Stattlichen Reiterstandbildern mit einem mächtigen Regenten hoch zu Ross wurde früher die Ehre einer recht repräsentativen Standortwahl zuteil: Auf den zentralen Plätzen historischer Städte, in gepflegten Parkanlagen oder vor altehrwürdigen Schlössern.
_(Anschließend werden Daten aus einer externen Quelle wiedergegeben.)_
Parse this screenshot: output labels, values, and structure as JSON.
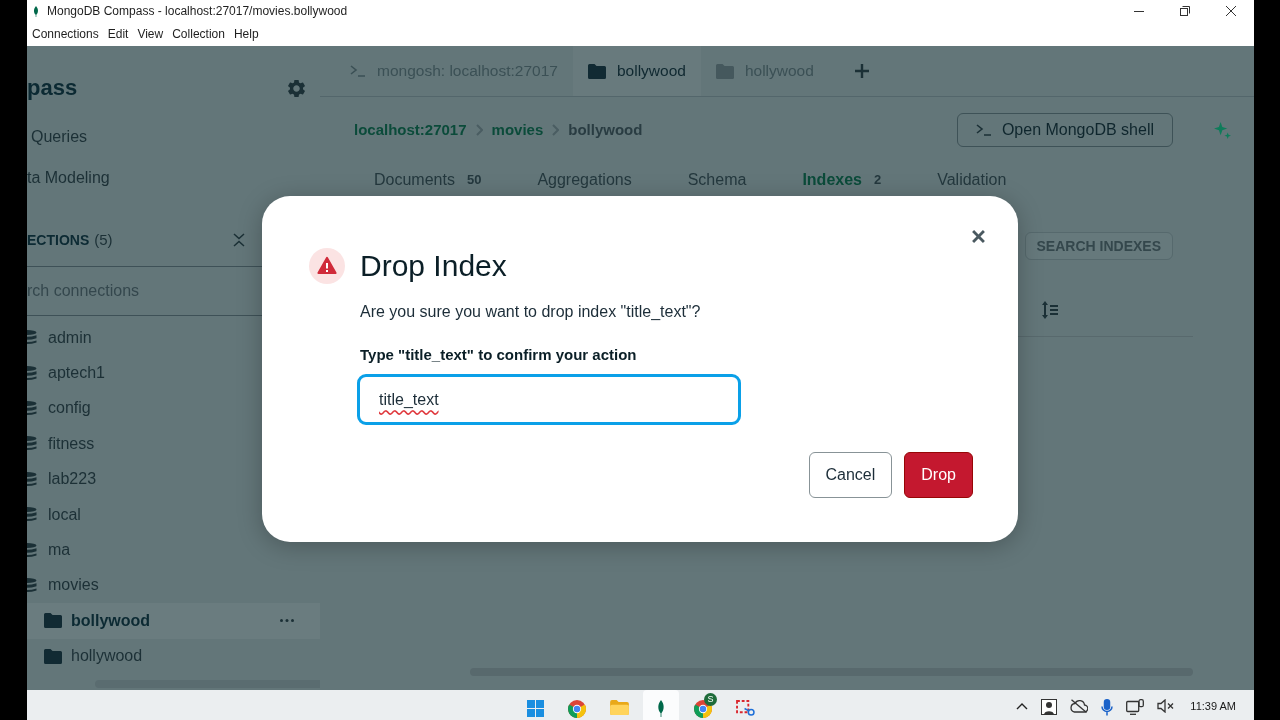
{
  "window": {
    "title": "MongoDB Compass - localhost:27017/movies.bollywood"
  },
  "menu": [
    "Connections",
    "Edit",
    "View",
    "Collection",
    "Help"
  ],
  "sidebar": {
    "app_name": "pass",
    "nav": [
      "Queries",
      "ta Modeling"
    ],
    "section": {
      "label": "ECTIONS",
      "count": "(5)"
    },
    "search": {
      "placeholder": "rch connections"
    },
    "databases": [
      {
        "name": "admin",
        "selected": false
      },
      {
        "name": "aptech1",
        "selected": false
      },
      {
        "name": "config",
        "selected": false
      },
      {
        "name": "fitness",
        "selected": false
      },
      {
        "name": "lab223",
        "selected": false
      },
      {
        "name": "local",
        "selected": false
      },
      {
        "name": "ma",
        "selected": false
      },
      {
        "name": "movies",
        "selected": false,
        "children": [
          {
            "name": "bollywood",
            "selected": true
          },
          {
            "name": "hollywood",
            "selected": false
          }
        ]
      }
    ]
  },
  "tabs": [
    {
      "kind": "shell",
      "label": "mongosh: localhost:27017",
      "selected": false
    },
    {
      "kind": "collection",
      "label": "bollywood",
      "selected": true
    },
    {
      "kind": "collection",
      "label": "hollywood",
      "selected": false
    }
  ],
  "breadcrumb": [
    "localhost:27017",
    "movies",
    "bollywood"
  ],
  "shell_button": {
    "label": "Open MongoDB shell"
  },
  "collection_tabs": [
    {
      "label": "Documents",
      "count": "50",
      "selected": false
    },
    {
      "label": "Aggregations",
      "selected": false
    },
    {
      "label": "Schema",
      "selected": false
    },
    {
      "label": "Indexes",
      "count": "2",
      "selected": true
    },
    {
      "label": "Validation",
      "selected": false
    }
  ],
  "indexes_toolbar": {
    "search_indexes_button": {
      "label": "SEARCH INDEXES",
      "disabled": true
    }
  },
  "dialog": {
    "title": "Drop Index",
    "message": "Are you sure you want to drop index \"title_text\"?",
    "confirm_label": "Type \"title_text\" to confirm your action",
    "input": {
      "value": "title_text",
      "focused": true,
      "misspelled": true
    },
    "buttons": [
      {
        "kind": "secondary",
        "label": "Cancel"
      },
      {
        "kind": "danger",
        "label": "Drop"
      }
    ]
  },
  "taskbar": {
    "apps": [
      {
        "kind": "start",
        "active": false
      },
      {
        "kind": "browser",
        "active": false
      },
      {
        "kind": "files",
        "active": false
      },
      {
        "kind": "leaf",
        "active": true
      },
      {
        "kind": "browser",
        "active": false,
        "badge": "S"
      },
      {
        "kind": "snip",
        "active": false
      }
    ],
    "time": "11:39 AM"
  }
}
Auf dem zentralen Oldenburger Schlossplatz sollte 2012 im Rahmen einer forsch forcierten Privatinitiative auch das bronzene Denkmal des Reichsgrafen Anton Günther von Oldenburg auf seinem Pferd „Kranich“ an prominenter Stelle herrschaftlichen Glanz versprühen – fast 350 Jahre nach dem Ableben des Landesherrn. Die Idee aber geriet aus dem Trab, strauchelte und scheiterte schließlich im Rahmen einer grotesken öffentlichen Debatte über Denkmals- und Erinnerungskultur, Geschichtsvergessenheit und Pferdezucht, die es sogar bis in die FAZ schaffte.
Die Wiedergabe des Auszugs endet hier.